The above interpretation also assumes negligible effects of light scatter. In reality, as the stimulus contrast and/or size increase, there will be a greater amount of light scattered to other locations within the visual field, potentially causing a small increase in the response probability. However, such an increase due to scattered light would not be informative of the true sensitivity at the location being tested. Indeed, this represents another argument in favor of limiting testing to lower contrasts (higher decibel values) than 15 dB. Instead of continuing to increase the stimulus contrast as disease progresses, the stimulus size could be increased, reducing the effect of light scatter (because a lower contrast is required for detection) and producing more reliable sensitivity estimates.
The effective retinal contrast at the RGC receptive fields will be lower than that presented by the perimeter, particularly in the presence of substantial media opacity. It would therefore be expected that in eyes with media opacity, the stimulus contrast at which RGC responses saturate would be altered accordingly, and reliable sensitivities may be measurable even below 15 dB.
33 Such eyes were not tested in this study. However, it would be expected that this would alter the lower limit of the reliable stimulus range for all stimulus sizes, so it is unlikely to have a major impact on comparisons between size III and size V stimuli.
It can be seen in
Figure 3 that both
c50 and
c25 decline more rapidly due to disease with size III than with size V when the location is within the reliable stimulus range for both sizes. This is consistent with prior findings that the “size effect” (the difference in perimetric sensitivities for size V vs. size III) is greater in glaucomatous defects.
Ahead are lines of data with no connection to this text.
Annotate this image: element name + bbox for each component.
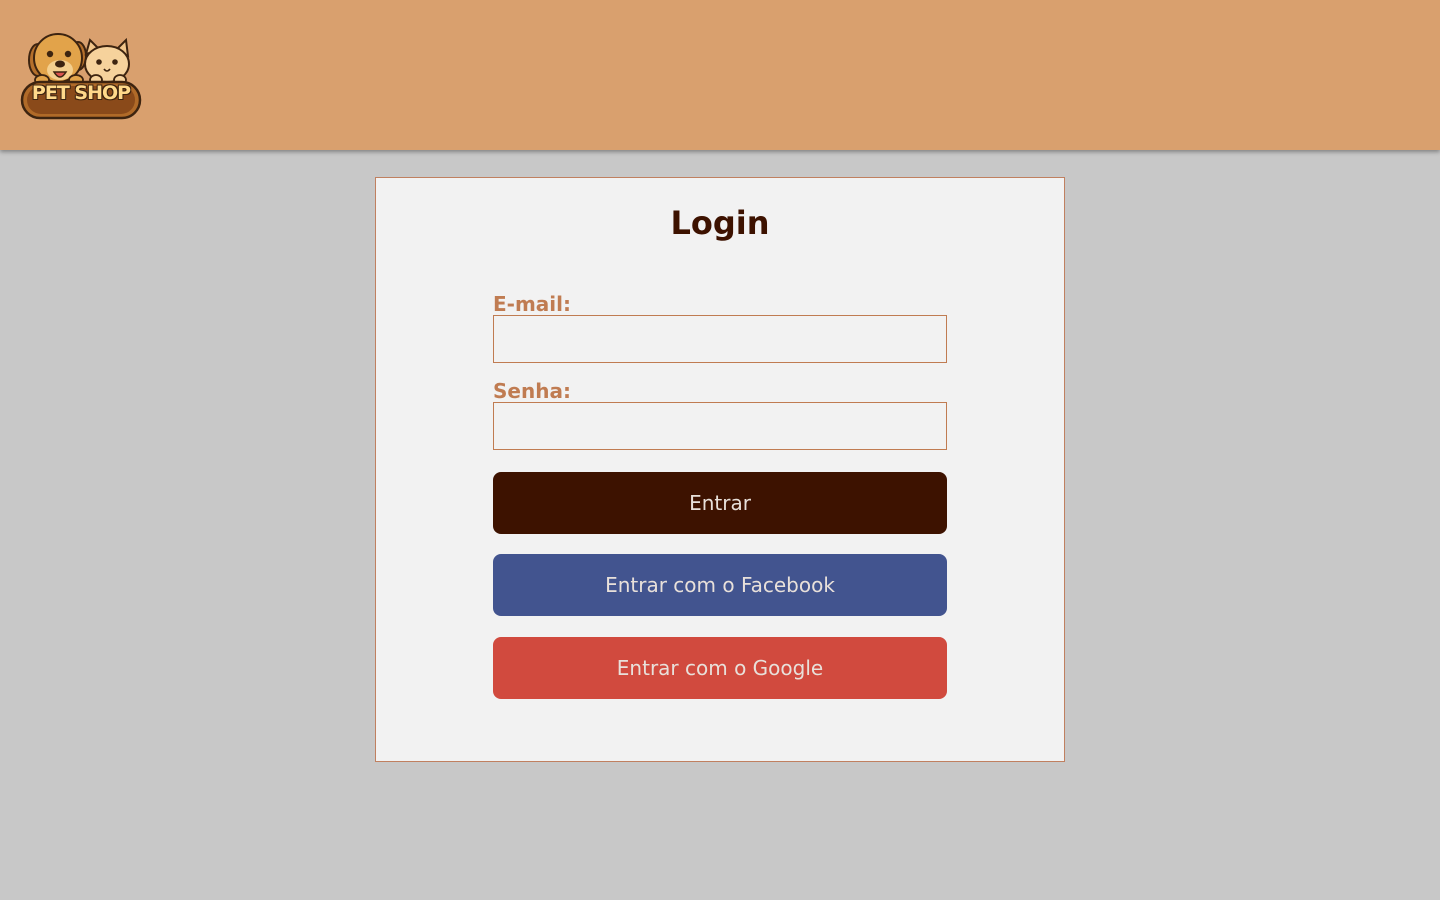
- dog-and-cat-icon: [20, 33, 142, 120]
- login-card: Login E-mail: Senha: Entrar Entrar com o…: [375, 177, 1065, 762]
- facebook-login-button[interactable]: Entrar com o Facebook: [493, 554, 947, 616]
- google-login-button[interactable]: Entrar com o Google: [493, 637, 947, 699]
- logo-text: PET SHOP: [31, 82, 131, 104]
- page-title: Login: [670, 204, 770, 242]
- email-field[interactable]: [493, 315, 947, 363]
- email-label: E-mail:: [493, 292, 572, 316]
- pet-shop-logo[interactable]: PET SHOP: [20, 30, 142, 120]
- header: PET SHOP: [0, 0, 1440, 150]
- password-field[interactable]: [493, 402, 947, 450]
- password-label: Senha:: [493, 379, 571, 403]
- login-button[interactable]: Entrar: [493, 472, 947, 534]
14,34,35 A similar finding has been reported in patents with retinitis pigmentosa.
16,17 There have been several efforts to define the physiological changes responsible for this finding,
36,37 but these are beyond the scope of this manuscript. The difference between stimulus sizes in both
c50 and
c25 increases still further at more damaged locations. This may be because, due to our emphasis on locations with perimetric sensitivity between 6 and 18 dB using size III stimuli, the majority of those locations were outside the reliable stimulus range for size III but remained within that range for size V.
While there appear to be benefits associated with using larger stimuli in terms of extending the effective dynamic range later into the disease process, it is possible that a larger stimulus would hamper detection of small, early defects, by stimulating not just the developing scotoma but also surrounding healthier regions of the visual field. Wall et al.
38 recently reported that size V stimuli appeared to be able to detect early visual field loss just as well as size III stimuli, but that this ability decreased when further increasing the stimulus size to size VI (3.44° diameter). Increasing the stimulus size helps but does not provide a panacea to the problems of variability, since it cannot be increased indefinitely without causing other problems. Additionally, other strategies may be better for leveraging information from the visual field than altering the stimulus size, for example individualizing test locations. It has been suggested that it may be useful to place extra test locations near the fovea,
39 or in regions where the sensitivity gradient is greater,
40,41 to produce more accurate measures of the depth and extent of scotomata.